El fiscal justificó el acuerdo de inmunidad ante los medios aduciendo que Bowrick era el cómplice menos culpable, y su participación, la menos notoria. A sus superiores les coló el asunto dejando claro que Bowrick, un tirillas con un brazo inútil y una cojera evidente, podía despertar la simpatía del jurado, y que todos los indicios que respaldaban la premeditación eran circunstanciales. Al aportar una corroboración independiente, Bowrick les permitiría llevar el caso a buen puerto.
Después de que éste declarara, los hermanos fueron condenados y quedaron a la espera de que se decidiera si les iba a caer la pena de muerte. Bowrick se reconoció culpable de un cargo menor -encubrir un delito cometido- y salió en libertad condicional, sin cumplir ni un solo día de cárcel, condenado a mil horas de servicios comunitarios.
– Pues sí que sale barata una matanza en el instituto hoy en día.
Mitchell se sumó al desdén de Tim.
– Más o menos la misma sentencia que si pintarrajeas con un aerosol el Volvo nuevecito de tu vecino.
– Hay que tener en cuenta que no era más que instigador y cómplice -señaló Robert. Sus ojos, vidriosos y con la mirada perdida, delataron una levísima identificación con Bowrick, el inadaptado.
– Quizá no disparó el arma porque no podía cogerla como era debido con un brazo atrofiado -conjeturó Tim.

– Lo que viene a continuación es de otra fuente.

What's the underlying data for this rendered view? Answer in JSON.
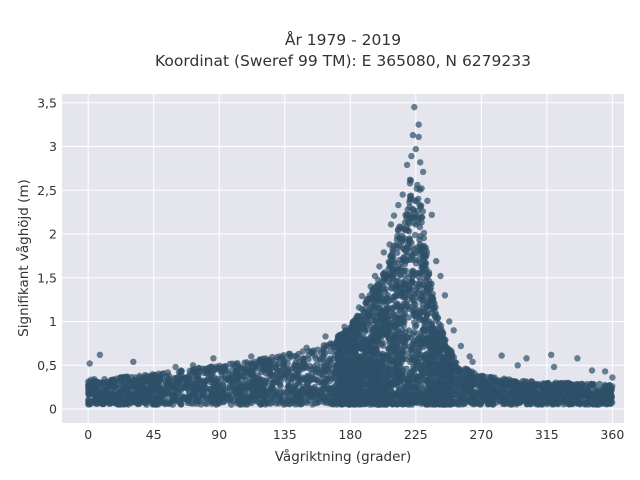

– Además, Robert -le recordó Rayner-, un instigador y cómplice está sujeto a la misma pena que quienes llevan a cabo el crimen.
– Salvo por el agravante del arma -apuntó Robert.
– Ese agravante es lo de menos. Merecía la pena máxima.
Robert ladeó la cabeza en un gesto de concesión.
– Cierto -dijo-. Es verdad.
– Los precedentes están bastante claros -intervino Ananberg-, sobre todo para esta clase de cómplices. Hay casos de instigadores condenados en circunstancias especiales que van desde las alegaciones de mentira por omisión a las de asesinatos múltiples.
La instantánea de Bowrick tras su detención estaba boca arriba a la derecha de Tim, tan cerca que el reborde le rozaba los nudillos. A pesar de que Bowrick se esforzaba por mantenerse erguido, los mechones encrespados de color rubio lavaplatos apenas alcanzaban la línea del uno sesenta pintada en la pared a su espalda. De una fina cadena dorada le colgaba del cuello la mitad de una moneda con el reborde mellado. Sus rasgos se caracterizaban por un aire taciturno. No tenía el aplomo suficiente para resultar hosco; la suya era la cara blanquecina de la esperanza vapuleada hasta la sumisión más desdichada. Se le veía tristón como un perro apaleado, como un crío al que siempre eligen en último lugar, como una chica recién desflorada después de que su amante se haya ido a toda prisa.
Ananberg les marcó las pautas y Rayner dirigió la revisión del caso desde el principio. Empezaron por estudiar los informes sobre las pruebas, tanto las admisibles como las inadmisibles. Su capacidad de evaluación había mejorado drásticamente a medida que se familiarizaban con los procedimientos de Ananberg, y ahora eran capaces de centrarse más, proponer argumentos más incisivos y explorar un mayor número de posibilidades. Las deliberaciones resultaron más impresionantes si cabe teniendo en cuenta lo enfrentados que estaban al principio de la sesión.